How BoP in Kenya Use Phones for Income Generation

from iHub (Kenya)..

June 21, 2013

By Rachel Gichinga


iHub Research and Research Solutions Africa conducted a 6-month study in 2012 to increase the understanding of usage of mobile services, products, and applications at the Base of the Pyramid (BoP) and to understand their potential for economic and social empowerment. With the cost of mobile devices decreasing and such devices increasingly being considered as basic commodities, even amongst the BoP, iHub Research was commissioned by infoDev to conduct a follow-up study with a small sample of Kenyans living on less than $2.5 USD/day to better understand how they use their mobile phones for work-related activities and to earn a living.

Four of those videos can be found here.

The key focus areas of the follow-up inquiry were:
● To understand how the BoP in Kenya use their mobile phones as an income-generating tool;
● To understand how the BoP in Kenya use their phones for other work-related activities;
● To understand challenges faced during the initial purchasing of the mobile phone.

Mobile phone owners at the BoP in Kenya currently make up approximately 60% of the overall Base of the Pyramid population, according to 2012 Research ICT Africa data. The majority of these BoP mobile phone owners have purchased their phones themselves. Despite the up-front cost being a burden for a low-income earner, most of those interviewed acquired a phone by saving, enrolling in Savings and Credit Co-operatives (SACCOs) and “merry-go-round” financial tools. Savings were possible through the forgoing of leisure activities and other expenditures, such as khat (miraa in Swahili).

The sacrifices made to obtain a mobile device indicate the strong value attached to owning a mobile phone amongst the BoP. Similarly, upon losing a phone or having it stolen from them, most of those interviewed spoke of striving to replace the phone to ensure they are still reachable and remain “on the market.” The phone’s income-earning potential is derived mainly from being reachable through voice calls and SMS text messages.
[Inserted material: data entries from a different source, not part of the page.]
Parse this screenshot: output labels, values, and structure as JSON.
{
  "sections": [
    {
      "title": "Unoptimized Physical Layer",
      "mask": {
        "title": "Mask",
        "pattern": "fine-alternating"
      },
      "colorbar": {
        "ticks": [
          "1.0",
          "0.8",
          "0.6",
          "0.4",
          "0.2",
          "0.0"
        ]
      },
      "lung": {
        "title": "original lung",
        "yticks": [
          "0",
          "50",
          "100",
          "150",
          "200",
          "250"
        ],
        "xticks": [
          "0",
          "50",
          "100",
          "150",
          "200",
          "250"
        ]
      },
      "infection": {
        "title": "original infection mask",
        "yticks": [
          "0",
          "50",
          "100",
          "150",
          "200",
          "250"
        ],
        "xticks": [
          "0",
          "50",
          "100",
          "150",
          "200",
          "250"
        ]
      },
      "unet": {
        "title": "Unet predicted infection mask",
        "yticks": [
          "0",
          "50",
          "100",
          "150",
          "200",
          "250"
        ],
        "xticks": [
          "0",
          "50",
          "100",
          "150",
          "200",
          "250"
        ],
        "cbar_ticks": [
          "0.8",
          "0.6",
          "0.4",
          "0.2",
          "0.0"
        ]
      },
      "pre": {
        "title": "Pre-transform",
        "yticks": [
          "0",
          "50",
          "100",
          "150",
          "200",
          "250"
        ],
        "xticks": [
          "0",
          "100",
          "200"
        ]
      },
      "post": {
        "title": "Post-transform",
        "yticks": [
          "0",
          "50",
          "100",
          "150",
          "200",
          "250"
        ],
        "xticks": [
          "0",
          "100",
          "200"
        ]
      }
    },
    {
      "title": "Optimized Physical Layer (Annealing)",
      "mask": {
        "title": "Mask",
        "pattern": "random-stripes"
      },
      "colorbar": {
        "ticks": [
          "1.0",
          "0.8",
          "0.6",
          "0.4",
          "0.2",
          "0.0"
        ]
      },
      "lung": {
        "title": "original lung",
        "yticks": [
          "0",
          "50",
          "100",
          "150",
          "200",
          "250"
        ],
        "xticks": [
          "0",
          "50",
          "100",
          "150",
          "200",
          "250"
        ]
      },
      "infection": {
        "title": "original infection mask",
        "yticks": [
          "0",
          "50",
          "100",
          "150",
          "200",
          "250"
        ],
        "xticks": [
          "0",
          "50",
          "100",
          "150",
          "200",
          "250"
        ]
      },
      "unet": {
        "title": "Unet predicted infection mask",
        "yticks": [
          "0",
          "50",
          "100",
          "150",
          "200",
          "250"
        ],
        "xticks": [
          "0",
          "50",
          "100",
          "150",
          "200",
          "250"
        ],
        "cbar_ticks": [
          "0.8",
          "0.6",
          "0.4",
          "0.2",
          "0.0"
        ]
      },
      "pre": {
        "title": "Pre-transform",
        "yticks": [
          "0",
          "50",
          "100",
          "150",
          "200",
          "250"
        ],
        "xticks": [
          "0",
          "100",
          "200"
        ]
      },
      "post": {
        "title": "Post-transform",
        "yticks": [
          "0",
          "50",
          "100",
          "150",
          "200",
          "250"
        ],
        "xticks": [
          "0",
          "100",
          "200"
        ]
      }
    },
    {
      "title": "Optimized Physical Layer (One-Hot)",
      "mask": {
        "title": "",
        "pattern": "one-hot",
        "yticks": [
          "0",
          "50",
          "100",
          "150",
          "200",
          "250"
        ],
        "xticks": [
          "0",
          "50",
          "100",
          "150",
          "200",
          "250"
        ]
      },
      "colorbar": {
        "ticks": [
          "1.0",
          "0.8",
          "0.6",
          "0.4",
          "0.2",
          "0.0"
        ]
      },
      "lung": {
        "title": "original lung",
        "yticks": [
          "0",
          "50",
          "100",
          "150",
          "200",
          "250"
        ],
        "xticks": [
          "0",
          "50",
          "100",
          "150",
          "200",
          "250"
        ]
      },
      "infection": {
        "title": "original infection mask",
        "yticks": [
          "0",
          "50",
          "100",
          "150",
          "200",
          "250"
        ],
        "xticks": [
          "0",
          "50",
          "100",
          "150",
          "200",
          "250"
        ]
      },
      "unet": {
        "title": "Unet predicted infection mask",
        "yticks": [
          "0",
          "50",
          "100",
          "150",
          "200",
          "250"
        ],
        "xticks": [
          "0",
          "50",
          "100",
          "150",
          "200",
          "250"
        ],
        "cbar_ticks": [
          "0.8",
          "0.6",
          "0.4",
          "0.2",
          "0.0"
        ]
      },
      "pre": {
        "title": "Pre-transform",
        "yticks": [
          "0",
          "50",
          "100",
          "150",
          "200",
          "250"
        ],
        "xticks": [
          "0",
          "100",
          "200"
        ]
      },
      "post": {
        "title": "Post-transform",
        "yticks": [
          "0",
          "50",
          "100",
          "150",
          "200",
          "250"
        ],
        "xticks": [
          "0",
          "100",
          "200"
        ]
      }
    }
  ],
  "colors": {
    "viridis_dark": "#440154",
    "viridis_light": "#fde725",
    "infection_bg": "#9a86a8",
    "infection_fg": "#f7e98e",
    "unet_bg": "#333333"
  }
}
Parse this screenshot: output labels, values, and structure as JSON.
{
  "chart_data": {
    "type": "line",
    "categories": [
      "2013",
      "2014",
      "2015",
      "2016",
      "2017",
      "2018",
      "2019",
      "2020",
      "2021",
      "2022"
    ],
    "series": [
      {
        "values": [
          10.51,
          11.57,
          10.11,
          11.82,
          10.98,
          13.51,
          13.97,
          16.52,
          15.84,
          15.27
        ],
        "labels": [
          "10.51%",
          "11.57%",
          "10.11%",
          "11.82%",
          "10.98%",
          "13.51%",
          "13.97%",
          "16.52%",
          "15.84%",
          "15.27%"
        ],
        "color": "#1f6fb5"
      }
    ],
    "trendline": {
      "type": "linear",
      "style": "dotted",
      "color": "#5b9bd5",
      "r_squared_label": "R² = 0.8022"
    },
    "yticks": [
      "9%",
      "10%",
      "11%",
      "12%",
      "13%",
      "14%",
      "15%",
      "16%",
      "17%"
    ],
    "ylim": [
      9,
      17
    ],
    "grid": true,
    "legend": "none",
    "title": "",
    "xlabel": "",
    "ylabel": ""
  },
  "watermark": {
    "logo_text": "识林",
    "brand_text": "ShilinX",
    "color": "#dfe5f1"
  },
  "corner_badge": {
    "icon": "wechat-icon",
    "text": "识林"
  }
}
The majority of the respondents stated that they had earned money through the use of their mobile phone. Of those who had earned money through their mobile phone, the majority did so by directly getting more work because they were more “reachable”. Many stated that missed calls, also known as “flashing” or “beeping” is common practice used by their clients to alert them that services are needed. The daily expenditure on phone airtime credit ranged from 20-50 Kenyan Shillings (the equivalent to $0.24 – $0.59 US cents); the amount spent on airtime depends on the availability of work. Some of the respondents said that once they find missed calls or “beeps” from certain people, they already know what these people want so their follow-up conversations do not last even 15 seconds, thus saving them money.

Although the majority of mobile phone owners at the BoP do not regularly share their phones, it does appear that they still allow others to use their phones on some occasions. Some share their mobile device with people in their household, while others allow their friends to give out their numbers in case of emergencies, M-PESA (Kenya’s mobile money service) transactions, or job referrals, and do not mind or demand payment for such sharing. This willingness to share might be motivated by the fact that the phone owners also at one time had no phones and depended on someone else to communicate or be communicated with.

Most of the respondents took time to identify the essential features on the phone that they enjoy and use. Upon probing, they were able to realize some of the features they believe are key. Most respondents noted that battery life is critical. During calamities and emergencies, the majority use their phones to contacts family friends and colleagues, and in cases where monetary support is required they send money using M-PESA.